The Entertainment Weekly review of the New York gig's headline was "Goldfrapp at NYC's Hammerstein Ballroom....It's Finally Lovely 2 C U" also stated, "'Voicething' was a brilliant opener, launching right into the thumping 'Crystalline Green' from 2003′s Black Cherry. Alison, in full sparkle mode, started stomping around right away and quickly lost herself in a dizzying feast of outstretched arms and those ethereal wails we know and love."
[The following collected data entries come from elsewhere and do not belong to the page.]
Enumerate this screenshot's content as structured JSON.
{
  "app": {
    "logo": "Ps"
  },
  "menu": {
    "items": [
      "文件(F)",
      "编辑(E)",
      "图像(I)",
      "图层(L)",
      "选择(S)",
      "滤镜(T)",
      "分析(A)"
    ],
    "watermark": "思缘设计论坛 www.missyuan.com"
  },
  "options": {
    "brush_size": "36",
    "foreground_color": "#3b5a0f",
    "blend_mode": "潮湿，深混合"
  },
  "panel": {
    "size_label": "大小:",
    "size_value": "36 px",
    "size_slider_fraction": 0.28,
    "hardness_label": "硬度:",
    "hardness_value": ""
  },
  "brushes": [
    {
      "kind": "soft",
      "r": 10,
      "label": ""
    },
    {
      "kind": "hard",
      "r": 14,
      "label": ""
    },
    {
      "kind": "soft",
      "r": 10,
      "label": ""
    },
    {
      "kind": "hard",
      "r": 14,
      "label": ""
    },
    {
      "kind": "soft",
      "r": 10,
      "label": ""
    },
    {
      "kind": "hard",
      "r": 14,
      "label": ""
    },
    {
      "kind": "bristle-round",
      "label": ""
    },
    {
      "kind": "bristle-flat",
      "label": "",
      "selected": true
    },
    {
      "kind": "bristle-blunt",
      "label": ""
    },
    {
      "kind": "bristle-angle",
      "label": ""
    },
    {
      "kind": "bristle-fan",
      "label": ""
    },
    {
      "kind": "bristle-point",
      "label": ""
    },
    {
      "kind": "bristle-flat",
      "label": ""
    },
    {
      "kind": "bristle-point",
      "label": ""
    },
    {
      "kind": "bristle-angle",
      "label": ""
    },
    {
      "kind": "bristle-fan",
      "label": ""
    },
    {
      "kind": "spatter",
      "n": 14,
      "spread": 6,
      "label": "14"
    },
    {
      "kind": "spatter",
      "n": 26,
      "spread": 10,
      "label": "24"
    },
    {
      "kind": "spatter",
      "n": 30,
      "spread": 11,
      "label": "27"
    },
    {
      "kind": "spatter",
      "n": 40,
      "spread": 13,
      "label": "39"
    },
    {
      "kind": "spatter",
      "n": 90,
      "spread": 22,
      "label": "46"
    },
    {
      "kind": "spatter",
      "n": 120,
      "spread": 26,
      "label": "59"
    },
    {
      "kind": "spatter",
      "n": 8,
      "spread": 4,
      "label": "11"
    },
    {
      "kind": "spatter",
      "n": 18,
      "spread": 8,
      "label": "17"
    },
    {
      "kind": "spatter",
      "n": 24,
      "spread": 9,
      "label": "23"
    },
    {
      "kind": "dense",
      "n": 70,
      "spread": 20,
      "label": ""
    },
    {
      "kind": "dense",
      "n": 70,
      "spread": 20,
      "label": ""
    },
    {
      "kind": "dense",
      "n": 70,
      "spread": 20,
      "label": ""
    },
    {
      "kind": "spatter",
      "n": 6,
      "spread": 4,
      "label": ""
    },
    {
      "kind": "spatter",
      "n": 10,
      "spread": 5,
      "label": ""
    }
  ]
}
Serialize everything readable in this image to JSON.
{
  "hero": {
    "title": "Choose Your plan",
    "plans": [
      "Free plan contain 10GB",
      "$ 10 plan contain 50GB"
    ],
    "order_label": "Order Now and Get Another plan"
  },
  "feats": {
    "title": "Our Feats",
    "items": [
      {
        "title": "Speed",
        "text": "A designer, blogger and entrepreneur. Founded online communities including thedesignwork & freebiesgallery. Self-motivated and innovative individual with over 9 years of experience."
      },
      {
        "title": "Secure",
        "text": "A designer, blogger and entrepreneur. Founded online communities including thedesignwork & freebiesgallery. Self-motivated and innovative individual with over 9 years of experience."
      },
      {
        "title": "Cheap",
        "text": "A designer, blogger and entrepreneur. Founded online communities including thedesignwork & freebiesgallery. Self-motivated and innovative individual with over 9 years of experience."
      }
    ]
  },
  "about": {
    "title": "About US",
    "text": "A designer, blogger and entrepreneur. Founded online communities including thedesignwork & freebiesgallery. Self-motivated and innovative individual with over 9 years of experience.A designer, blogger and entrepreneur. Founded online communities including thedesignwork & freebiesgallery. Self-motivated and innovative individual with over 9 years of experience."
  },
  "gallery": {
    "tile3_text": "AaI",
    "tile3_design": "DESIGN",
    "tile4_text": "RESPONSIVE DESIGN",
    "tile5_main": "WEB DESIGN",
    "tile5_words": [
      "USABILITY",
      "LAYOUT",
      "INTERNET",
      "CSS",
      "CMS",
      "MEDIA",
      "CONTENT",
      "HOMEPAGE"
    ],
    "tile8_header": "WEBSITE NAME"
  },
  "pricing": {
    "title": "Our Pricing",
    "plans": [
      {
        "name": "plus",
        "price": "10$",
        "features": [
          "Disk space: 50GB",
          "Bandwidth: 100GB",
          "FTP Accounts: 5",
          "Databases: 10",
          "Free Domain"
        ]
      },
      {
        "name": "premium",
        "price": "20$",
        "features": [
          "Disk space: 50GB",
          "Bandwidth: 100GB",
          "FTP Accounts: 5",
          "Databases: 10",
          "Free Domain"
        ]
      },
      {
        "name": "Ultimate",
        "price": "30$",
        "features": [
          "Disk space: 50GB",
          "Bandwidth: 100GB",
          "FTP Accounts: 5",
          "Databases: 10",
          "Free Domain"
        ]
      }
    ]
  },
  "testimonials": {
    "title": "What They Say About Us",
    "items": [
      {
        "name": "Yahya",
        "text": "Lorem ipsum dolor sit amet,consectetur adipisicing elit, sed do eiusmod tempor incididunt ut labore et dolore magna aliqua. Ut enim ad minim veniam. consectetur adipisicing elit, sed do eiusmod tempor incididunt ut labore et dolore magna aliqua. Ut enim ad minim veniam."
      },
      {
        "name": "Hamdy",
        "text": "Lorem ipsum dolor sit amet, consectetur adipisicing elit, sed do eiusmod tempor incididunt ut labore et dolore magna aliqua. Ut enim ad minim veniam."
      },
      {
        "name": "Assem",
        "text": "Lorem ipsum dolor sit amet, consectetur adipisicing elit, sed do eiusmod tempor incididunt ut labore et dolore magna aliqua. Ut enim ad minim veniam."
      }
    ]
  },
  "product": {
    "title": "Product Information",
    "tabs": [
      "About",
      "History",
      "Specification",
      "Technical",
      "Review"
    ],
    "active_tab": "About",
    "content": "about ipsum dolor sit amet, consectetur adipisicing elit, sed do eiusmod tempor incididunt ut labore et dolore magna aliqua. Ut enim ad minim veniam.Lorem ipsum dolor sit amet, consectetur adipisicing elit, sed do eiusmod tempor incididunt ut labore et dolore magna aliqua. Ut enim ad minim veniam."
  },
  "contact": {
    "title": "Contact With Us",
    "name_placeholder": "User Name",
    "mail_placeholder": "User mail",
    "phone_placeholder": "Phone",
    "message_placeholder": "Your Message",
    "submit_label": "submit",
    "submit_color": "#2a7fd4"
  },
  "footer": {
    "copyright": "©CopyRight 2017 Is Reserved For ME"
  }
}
Australian magazine TheVine's review was positive, with the reviewer stating "she has an amazing range that puts her in the same league as Kate Bush." They also stated, "Goldfrapp will take you on a journey through the darkened slums, the seedy clubs, the flamboyant nightspots and the palatial high rises."
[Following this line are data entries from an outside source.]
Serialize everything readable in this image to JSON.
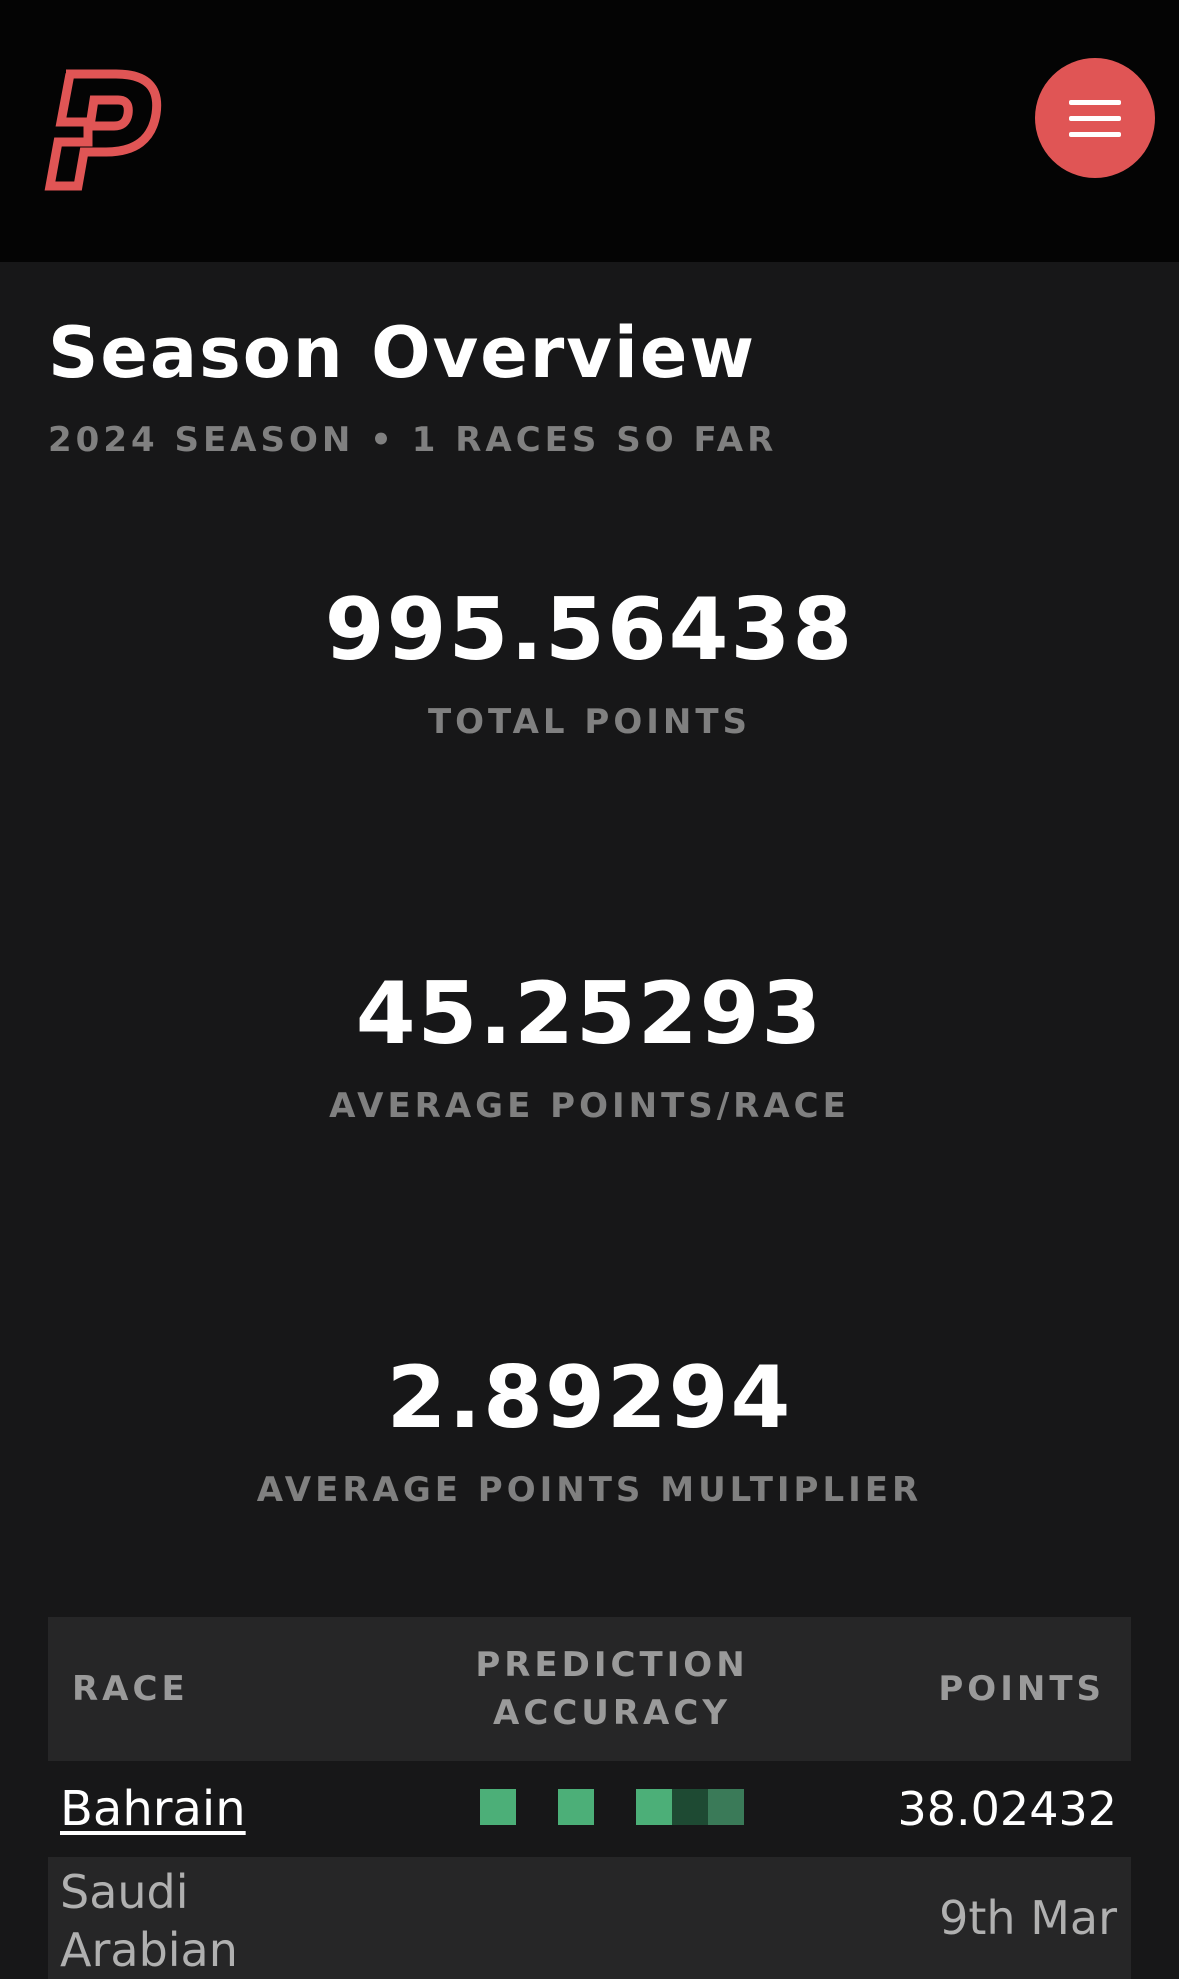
{
  "header": {
    "logo_icon": "brand-p-logo-icon",
    "menu_icon": "hamburger-menu-icon",
    "accent_color": "#e05555"
  },
  "overview": {
    "title": "Season Overview",
    "subtitle": "2024 SEASON • 1 RACES SO FAR"
  },
  "stats": [
    {
      "value": "995.56438",
      "label": "TOTAL POINTS"
    },
    {
      "value": "45.25293",
      "label": "AVERAGE POINTS/RACE"
    },
    {
      "value": "2.89294",
      "label": "AVERAGE POINTS MULTIPLIER"
    }
  ],
  "table": {
    "headers": {
      "race": "RACE",
      "accuracy_line1": "PREDICTION",
      "accuracy_line2": "ACCURACY",
      "points": "POINTS"
    },
    "rows": [
      {
        "race": "Bahrain",
        "points": "38.02432",
        "accuracy_colors": [
          "#4caf78",
          "#4caf78",
          "#4caf78",
          "#1e4a33",
          "#3a7a58"
        ]
      },
      {
        "race_line1": "Saudi",
        "race_line2": "Arabian",
        "date": "9th Mar"
      }
    ]
  }
}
On the start of their UK tour, reviews have been positive. ThisisBristol proclaimed, "In a pop world almost devoid of eccentricity and risk-taking, thank God for Alison Goldfrapp." Giving them 7/10, they also stated "Much copied, never bettered, Goldfrapp's disco weirdness is still a treat."

Festival reviews
The Big Issue gave a positive review: "Alison Goldfrapp has to win some kind of prize for most stylish lady of the weekend. TBI feels rude for being so covered in mud in her presence, as she sways in a sparkly black poncho (billowed by a strategically placed fan...). The incredibly visual set is punctuated by hit after hit ('Number One', 'White Horse', 'Train'), all led by Goldfrapp's sensual, ethereal vocals and underwritten by undulating synths and retro basslines. "Scotland, you’re gorgeous", she says. No, Alison. You are."

The Scotsman commented, "Goldfrapp brought their usual artfully choreographed flamboyance and glamour to another full-on irresistible performance."

Tour dates

 A free show as part of the Heineken Green Spheres, a free music series in Ireland

Sold-out shows
The show on 26 November in Dublin sold out, and due to high demand a second date was immediately announced.